Why are we such runts? We look pretty big, and we still run pretty well, but in hand-to-hand combat we're hopeless.
My guess it's so that we don't damage each other when we fight. We're not a particularly peaceful primate (though we're becoming far gentler than we were), and we're very expensive to rear to adulthood. Maybe it's better for our hand to hand combat to be relatively harmless; a means to establish dominance rather than do harm.
For harm we have tools, fire, pits and cliffs, and we've killed anything that was ever remotely threatening.
We're the Potemkin primate -- at least so far as muscles go.
The rest of the article is worth a read. Briefly, chimps are not, shall we say, domesticated. Dogs are domesticated. Cats are sort of domesticated. Humans are domesticated. Chimps are not.
Tigers and chimps are playful prior to puberty, but unlike dogs or humans they're not playful as adults. Adult chimps are very aggressive, and, to us, unpredictably vicious.
Stay far away from chimps.
Update 2/20/09: Another explanation would be that chimp muscles take a lot of energy to run and produce a lot of heat. We need to feed and cool our hungry brains, tools mean our main problems are microbes, entropy and each other, so we sacrificed our muscles. I couldn't find any publications on this topic, but the energy balance idea isn't novel.
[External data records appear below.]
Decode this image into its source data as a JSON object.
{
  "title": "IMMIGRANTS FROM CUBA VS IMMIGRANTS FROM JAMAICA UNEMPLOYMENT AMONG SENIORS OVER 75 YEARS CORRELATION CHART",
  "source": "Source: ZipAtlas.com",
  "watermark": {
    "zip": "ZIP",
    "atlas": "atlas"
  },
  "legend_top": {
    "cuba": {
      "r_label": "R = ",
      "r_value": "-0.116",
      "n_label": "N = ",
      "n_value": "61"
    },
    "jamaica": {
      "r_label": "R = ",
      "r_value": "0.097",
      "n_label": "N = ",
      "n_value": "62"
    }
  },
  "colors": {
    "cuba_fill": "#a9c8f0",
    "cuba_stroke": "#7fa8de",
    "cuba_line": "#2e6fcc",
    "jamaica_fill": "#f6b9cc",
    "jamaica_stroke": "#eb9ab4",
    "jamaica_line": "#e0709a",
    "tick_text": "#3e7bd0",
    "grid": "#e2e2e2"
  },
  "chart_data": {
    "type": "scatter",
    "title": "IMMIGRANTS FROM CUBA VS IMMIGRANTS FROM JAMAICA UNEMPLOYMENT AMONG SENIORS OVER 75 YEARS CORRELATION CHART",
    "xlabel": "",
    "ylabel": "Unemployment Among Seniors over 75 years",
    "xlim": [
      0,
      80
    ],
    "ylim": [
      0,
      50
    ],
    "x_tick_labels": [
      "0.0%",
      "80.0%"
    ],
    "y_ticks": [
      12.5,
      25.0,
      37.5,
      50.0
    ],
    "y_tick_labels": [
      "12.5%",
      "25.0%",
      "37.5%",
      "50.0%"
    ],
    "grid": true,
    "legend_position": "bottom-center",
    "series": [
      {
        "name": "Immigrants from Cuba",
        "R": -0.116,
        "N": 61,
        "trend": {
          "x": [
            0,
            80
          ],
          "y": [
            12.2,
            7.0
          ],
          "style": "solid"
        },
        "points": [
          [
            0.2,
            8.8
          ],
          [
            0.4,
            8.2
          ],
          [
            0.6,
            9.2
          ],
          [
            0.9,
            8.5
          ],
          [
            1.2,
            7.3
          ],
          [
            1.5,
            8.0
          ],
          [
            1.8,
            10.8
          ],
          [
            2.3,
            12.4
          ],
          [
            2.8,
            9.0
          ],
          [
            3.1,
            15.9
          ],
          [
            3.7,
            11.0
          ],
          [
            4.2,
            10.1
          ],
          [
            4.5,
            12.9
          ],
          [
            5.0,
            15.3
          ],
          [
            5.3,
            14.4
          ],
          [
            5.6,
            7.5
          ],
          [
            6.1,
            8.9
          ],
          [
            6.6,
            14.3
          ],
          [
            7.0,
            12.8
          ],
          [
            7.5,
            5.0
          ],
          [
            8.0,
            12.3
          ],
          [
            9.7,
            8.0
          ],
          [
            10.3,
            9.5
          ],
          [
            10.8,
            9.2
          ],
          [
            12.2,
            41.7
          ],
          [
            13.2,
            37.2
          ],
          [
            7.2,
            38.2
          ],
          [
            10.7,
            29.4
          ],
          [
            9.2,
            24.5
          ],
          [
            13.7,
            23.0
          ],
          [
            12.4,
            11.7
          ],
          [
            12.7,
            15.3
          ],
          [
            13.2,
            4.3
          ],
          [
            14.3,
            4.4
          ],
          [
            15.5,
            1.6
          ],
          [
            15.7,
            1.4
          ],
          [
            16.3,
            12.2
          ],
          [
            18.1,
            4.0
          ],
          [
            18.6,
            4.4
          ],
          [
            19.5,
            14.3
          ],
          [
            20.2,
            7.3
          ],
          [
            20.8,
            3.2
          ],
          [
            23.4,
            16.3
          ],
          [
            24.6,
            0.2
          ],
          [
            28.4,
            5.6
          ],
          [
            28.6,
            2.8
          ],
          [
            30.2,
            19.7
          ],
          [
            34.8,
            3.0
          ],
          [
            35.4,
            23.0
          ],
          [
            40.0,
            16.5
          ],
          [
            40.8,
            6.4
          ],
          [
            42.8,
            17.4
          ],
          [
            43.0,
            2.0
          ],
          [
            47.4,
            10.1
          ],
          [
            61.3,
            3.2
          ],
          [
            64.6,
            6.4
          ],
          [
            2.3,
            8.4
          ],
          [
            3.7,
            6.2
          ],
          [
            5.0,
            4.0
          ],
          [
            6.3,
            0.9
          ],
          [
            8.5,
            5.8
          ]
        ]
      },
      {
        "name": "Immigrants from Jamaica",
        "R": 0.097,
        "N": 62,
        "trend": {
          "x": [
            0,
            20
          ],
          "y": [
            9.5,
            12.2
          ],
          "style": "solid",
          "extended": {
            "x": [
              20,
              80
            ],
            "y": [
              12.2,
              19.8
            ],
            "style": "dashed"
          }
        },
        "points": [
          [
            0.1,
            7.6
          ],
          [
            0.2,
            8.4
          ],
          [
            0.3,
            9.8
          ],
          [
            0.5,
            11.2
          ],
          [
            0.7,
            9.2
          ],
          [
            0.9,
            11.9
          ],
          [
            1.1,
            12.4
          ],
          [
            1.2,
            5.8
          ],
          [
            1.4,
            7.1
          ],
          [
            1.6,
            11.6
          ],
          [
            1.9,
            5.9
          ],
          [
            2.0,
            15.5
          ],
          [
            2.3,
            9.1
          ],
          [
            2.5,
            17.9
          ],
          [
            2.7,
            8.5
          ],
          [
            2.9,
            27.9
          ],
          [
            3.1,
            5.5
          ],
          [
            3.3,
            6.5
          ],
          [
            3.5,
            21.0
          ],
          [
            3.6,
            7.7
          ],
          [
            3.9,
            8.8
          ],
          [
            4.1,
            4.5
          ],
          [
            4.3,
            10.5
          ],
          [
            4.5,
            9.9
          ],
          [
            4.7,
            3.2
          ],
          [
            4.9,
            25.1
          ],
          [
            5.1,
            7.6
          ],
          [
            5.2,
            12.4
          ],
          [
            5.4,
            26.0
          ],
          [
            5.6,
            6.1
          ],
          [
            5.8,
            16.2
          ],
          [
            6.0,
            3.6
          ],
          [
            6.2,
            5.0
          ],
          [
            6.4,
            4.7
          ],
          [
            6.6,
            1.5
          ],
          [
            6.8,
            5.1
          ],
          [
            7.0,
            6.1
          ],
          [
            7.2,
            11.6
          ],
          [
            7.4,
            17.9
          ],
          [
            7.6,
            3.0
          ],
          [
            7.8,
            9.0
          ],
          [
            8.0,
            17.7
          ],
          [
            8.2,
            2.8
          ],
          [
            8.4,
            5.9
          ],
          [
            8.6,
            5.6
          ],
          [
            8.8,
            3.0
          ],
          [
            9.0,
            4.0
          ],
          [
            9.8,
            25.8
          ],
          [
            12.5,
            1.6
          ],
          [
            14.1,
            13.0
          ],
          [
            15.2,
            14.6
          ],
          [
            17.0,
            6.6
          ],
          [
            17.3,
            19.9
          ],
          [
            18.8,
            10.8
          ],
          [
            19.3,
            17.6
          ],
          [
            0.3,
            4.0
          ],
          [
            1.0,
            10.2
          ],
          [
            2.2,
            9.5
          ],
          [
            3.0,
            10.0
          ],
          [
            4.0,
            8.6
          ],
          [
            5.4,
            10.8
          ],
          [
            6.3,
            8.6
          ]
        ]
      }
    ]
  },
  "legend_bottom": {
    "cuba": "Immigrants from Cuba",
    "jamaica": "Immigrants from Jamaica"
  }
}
Update 3/1/2009: Aha! Chimpanzees aren't as strong as we've been thinking! They're stronger than we are, but not fantastically stronger. On the other hand, we're clearly wimpy primates. John Hawks mentions a couple of genes that may have been important in the loss of human strength. He doesn't mention his thoughts on what's going on, perhaps, based on his past practice, because he has relevant research underway. From what Hawks has taught us about evolution, I suppose some of those genes might have been knocked out in the cause of re-purposing them for something related to human cognition.